Los terapeutas, como el resto de seres humanos, tenemos nuestro carácter y vivimos épocas dulces y amargas. Como todos, podemos ser descorteses y maleducados, egoístas, presuntuosos, manipuladores, envidiosos… Pero procuramos aceptarlo, intentando darnos cuenta de cuándo nuestro yo menos sano aparece, minimizando en lo posible su efecto. Es decir, amamos, nos casamos y nos separamos. Tenemos hijos o padres conflictivos. Cometemos desaguisados y equivocaciones. Eso sí, procurando levantarnos una y otra vez para que la próxima ocasión sea mejor que la anterior.
No es la primera vez que hablo de esta parte humana del terapeuta (ver “Pequeñas cosas”) aunque quizás, hasta este post, habían sido más bien apuntes o retazos que aparecían formando parte de otro tema.
Esta vez quiero hacerle clara referencia, quiero recordar y hacer hincapié en esta falsa iluminación que muchos clientes creen ver en nosotros. Bien es cierto que, al iniciar un proceso con un nuevo cliente, no suelo contarle casi nada sobre mí. Con el tiempo, y si creo que puede serle de ayuda, puedo hacerle partícipe de alguna de mis experiencias, contarle un poco de dónde vengo para que pueda de algún modo visualizar una luz al final del túnel.
A veces se me olvida que tan solo le estoy mostrando una parte de mí misma, me resulta tan evidente que no estoy iluminada, tengo tan claras algunas de mis deficiencias y conflictos que olvido que la persona que está frente a mí no puede verme completa. Soy como la luna, con una cara oculta, no por voluntad sino por perspectiva.
Otras veces, como hoy, me hago la pregunta de si este no mostrarme tiene algo que ver con satisfacer un poquito, solo un poquito, mi ego. ¿Me gusta acaso que me miren con un cierto deje admirativo? ¿Hasta qué punto es cierto que no me doy cuenta de lo que pasa y de lo que puede imaginarse la persona que está ante mí?
Aquí está mi parte más humana y menos iluminada, esa parte que me hace seguir anclada al suelo y darme cuenta de que no estoy mejor, ni sé más, simplemente ando un poco por delante. Y este andar por delante no significa una puntuación más alta, no es algo favorable en el sentido de hacerme más merecedora de respeto o admiración, sino que humanamente me hace seguir trabajándome con más herramientas.
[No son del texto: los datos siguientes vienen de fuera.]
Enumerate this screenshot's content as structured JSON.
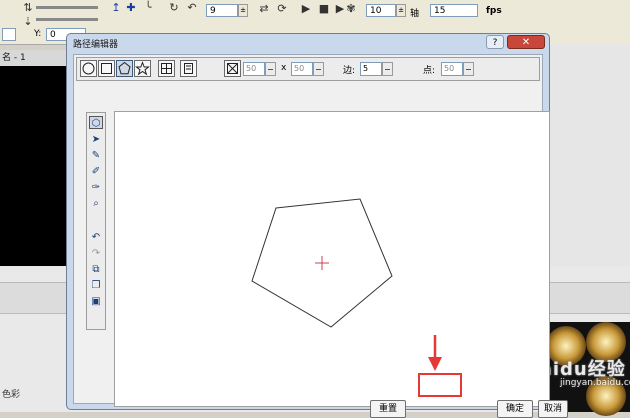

Hace poco, con un cliente con el que llevo un tiempo trabajando, elaborando una situación terminé explicándole cómo yo estaba actualmente gestionándome un conflicto. Me escuchó maravillado, casi alucinado, verbalizando al tiempo: “Creía que estabas mejor”. Al terminar de decirlo, estallo en un ataque de risa. Sentí, que mostrar mis pequeñas miserias le había hecho tanto bien como mostrarle en otras ocasiones mis avances.
Es bueno recordar que todos convivimos dentro del mismo cesto. Para nosotros los terapeutas para bajarnos el ego y para los clientes para subirlo.
Un oncólogo puede ayudar a sus pacientes a sobrellevar, curar o suavizar un cáncer, pero eso no le exime de desarrollar uno. Los terapeutas podemos ayudar a nuestros clientes porque, aun a pesar de tener una parte de nosotros que emocionalmente se une a ellos, sigue existiendo la parte objetiva que nos permite acompañarles. Mi parte objetiva se minimiza cuando de mí misma se trata, por eso, por mi bienestar y por el de las personas que acompaño, sigo trabajando en compañía de otros profesionales, tanto en grupo como individualmente, mis partes todavía oscuras.
Porque al igual que la luna, pocas veces un cliente ve “mi cara oculta”.